Many practical lattice-based schemes are built upon the Ring-SIS or Ring-LWE problems, which are problems that are based on the presumed difficulty of finding low-weight solutions to linear equations over polynomial rings $$\\mathbb {Z}_q[\\mathbf{x}]/\\langle \\mathbf{f}\\rangle $$ . Our belief in the asymptotic computational hardness of these problems rests in part on the fact that there are reduction showing that solving them is as hard as finding short vectors in all lattices that correspond to ideals of the polynomial ring $$\\mathbb {Z}[\\mathbf{x}]/\\langle \\mathbf{f}\\rangle $$ . These reductions, however, do not give us an indication as to the effect that the polynomial $$\\mathbf{f}$$ , which defines the ring, has on the average-case or worst-case problems. As of today, there haven't been any weaknesses found in Ring-SIS or Ring-LWE problems when one uses an $$\\mathbf{f}$$ which leads to a meaningful worst-case to average-case reduction, but there have been some recent algorithms for related problems that heavily use the algebraic structures of the underlying rings.
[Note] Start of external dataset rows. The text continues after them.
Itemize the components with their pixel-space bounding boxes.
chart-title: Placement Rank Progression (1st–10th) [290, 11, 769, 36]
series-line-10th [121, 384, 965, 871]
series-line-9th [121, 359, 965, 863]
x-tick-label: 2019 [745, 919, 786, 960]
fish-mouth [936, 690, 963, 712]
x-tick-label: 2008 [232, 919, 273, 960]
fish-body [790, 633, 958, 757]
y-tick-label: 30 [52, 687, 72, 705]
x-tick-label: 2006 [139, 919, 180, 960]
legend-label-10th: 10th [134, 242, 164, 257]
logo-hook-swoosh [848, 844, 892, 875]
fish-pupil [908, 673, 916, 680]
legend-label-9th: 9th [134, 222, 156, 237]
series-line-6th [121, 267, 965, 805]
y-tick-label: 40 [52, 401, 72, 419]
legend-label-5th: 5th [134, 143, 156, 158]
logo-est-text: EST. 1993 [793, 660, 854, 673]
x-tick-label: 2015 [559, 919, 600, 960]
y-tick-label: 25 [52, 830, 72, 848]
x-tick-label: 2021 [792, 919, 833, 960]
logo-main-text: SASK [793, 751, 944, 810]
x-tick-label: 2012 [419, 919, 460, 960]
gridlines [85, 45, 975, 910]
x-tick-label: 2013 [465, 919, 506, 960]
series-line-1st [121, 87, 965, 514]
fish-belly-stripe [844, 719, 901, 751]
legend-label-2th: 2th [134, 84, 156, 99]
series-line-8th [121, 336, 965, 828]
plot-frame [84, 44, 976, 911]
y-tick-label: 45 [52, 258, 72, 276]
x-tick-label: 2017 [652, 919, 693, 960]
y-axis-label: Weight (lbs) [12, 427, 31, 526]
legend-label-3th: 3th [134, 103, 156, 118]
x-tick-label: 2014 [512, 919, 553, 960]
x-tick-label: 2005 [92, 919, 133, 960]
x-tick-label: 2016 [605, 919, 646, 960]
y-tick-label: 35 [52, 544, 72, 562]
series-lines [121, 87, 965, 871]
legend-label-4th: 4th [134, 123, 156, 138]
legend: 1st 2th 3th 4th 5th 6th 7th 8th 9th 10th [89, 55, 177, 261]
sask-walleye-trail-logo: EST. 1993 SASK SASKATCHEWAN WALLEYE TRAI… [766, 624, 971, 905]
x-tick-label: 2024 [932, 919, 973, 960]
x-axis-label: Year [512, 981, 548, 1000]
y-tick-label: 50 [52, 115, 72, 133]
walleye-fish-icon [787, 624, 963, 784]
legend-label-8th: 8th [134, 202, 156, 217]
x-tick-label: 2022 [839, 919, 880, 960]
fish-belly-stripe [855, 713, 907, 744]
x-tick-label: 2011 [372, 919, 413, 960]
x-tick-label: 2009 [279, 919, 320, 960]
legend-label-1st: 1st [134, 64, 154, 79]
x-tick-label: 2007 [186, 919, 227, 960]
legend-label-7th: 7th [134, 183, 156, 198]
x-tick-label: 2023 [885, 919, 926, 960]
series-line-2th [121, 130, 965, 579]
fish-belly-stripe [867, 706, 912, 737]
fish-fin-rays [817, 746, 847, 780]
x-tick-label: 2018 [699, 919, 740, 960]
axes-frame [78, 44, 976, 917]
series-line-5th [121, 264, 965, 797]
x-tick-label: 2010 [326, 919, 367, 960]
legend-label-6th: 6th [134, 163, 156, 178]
It is thus conceivable that some rings could give rise to more difficult instances of Ring-SIS and Ring-LWE than other rings. A more ideal scenario would therefore be if there would be an average-case problem, allowing for efficient cryptographic constructions, that is based on the hardness of finding short vectors in ideals of $$\\mathbb {Z}[\\mathbf{x}]/\\langle \\mathbf{f}\\rangle $$ for every $$\\mathbf{f}$$ . In this work, we show that the above may actually be possible. We construct a digital signature scheme based in the random oracle model on a simple adaptation of the Ring-SIS problem which is as hard to break as worst-case problems in every $$\\mathbf{f}$$ whose degree is bounded by the parameters of the scheme. Up to constant factors, our scheme is as efficient as the highly practical schemes that work over the ring $$\\mathbb {Z}[\\mathbf{x}]/\\langle \\mathbf{x}^n+1\\rangle $$ .